Queensland’s ecotourism plans ‘poorly defined’: report

Fraser Barton |

Processes for identifying and planning ecotourism are vague, says Queensland’s auditor-general.
Processes for identifying and planning ecotourism are vague, says Queensland’s auditor-general.

Queensland’s ecotourism opportunities “vague” and “poorly defined” after only three facilities in national parks were developed since 2013, an auditor-general’s report has found.

The “Growing ecotourism in Queensland” report issued highlights legislative changes and striking a balance between protecting the state’s unique natural environment and deriving economic benefit for Queenslanders as inhibitors to ecotourism growth.

Auditor-General Brendan Worrall says ‘ecotourism’ has been defined differently and policies have differed on commercial activities and infrastructure development, “resulting in processes for identifying and planning ecotourism that are vague and “poorly defined”.

Two further ecotourism opportunities are in the works but approvals and delivery of these developments were lengthy, complex, and costly, the report says.

“The absence of a statewide policy on ecotourism means it is difficult to measure the development of ecotourism outside Queensland’s protected areas.”

The state government launched an initiative in November to transform Queensland’s visitor economy titled, “The Towards Tourism 2032 – Transforming Queensland’s visitor economy future strategy”.

It includes a greater focus on developing ecotourism and nature-based tourism, while creating culturally rich experiences for visitors through work with First Nations communities.

The report states specific strategy in the 10-year plan falls short on providing clarity of government policy, priority, and risk appetite needed to stimulate greater ecotourism investment and benefits.

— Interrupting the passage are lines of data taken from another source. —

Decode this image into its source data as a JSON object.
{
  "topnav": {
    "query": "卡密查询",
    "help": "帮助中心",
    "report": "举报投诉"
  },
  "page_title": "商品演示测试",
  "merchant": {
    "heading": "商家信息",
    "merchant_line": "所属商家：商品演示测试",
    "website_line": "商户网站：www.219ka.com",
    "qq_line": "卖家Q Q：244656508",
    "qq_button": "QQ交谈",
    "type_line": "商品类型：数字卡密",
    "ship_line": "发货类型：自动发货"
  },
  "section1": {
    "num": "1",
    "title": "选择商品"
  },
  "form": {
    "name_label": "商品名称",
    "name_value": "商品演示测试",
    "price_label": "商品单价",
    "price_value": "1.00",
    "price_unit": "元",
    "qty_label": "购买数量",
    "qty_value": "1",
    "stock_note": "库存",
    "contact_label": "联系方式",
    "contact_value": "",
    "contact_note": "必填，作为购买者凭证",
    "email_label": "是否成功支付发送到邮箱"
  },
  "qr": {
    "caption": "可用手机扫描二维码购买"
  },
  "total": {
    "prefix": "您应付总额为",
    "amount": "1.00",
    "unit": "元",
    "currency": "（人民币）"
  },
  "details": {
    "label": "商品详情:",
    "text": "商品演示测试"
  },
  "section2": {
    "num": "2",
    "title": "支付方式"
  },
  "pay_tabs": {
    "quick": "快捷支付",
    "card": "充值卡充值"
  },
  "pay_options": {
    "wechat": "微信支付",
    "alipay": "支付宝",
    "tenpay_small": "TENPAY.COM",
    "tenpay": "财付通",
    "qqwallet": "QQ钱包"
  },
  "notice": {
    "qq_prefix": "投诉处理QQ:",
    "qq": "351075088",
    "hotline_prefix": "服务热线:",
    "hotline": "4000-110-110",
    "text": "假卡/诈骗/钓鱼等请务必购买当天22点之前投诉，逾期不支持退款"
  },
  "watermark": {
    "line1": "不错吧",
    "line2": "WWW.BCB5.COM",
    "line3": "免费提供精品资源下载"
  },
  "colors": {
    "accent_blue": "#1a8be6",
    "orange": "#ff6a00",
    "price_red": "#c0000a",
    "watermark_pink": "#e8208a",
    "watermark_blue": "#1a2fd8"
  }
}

Mr Worrall recommends collaborative state departments develop an overarching statewide policy position on ecotourism for both on and off protected areas.

He says the state needs a clear definition on what ecotourism is and the scales and types of ecotourism development acceptable to the state.

Queensland must also identify and prioritise ecotourism opportunities both on and off protected areas, including any differences in priorities and tolerances for developments within and outside national parks while respecting cultural and traditional ownership of First Nations people.

An overarching recommendation cited by the auditor-general is consistency in achieving Queensland’s vision to become a world leader in ecotourism.

This can be brought about via clarity for government entities, industry, operators, and potential developers in understanding and implementing government’s ecotourism priorities, and supporting private investment and development in ecotourism outside Queensland’s protected areas.

To become a world-leader in ecotourism, the report says departments must develop, finalise, or update individual plans for ecotourism-related strategies and ensure government funding is directed to or aligned with the vision and policy position on ecotourism.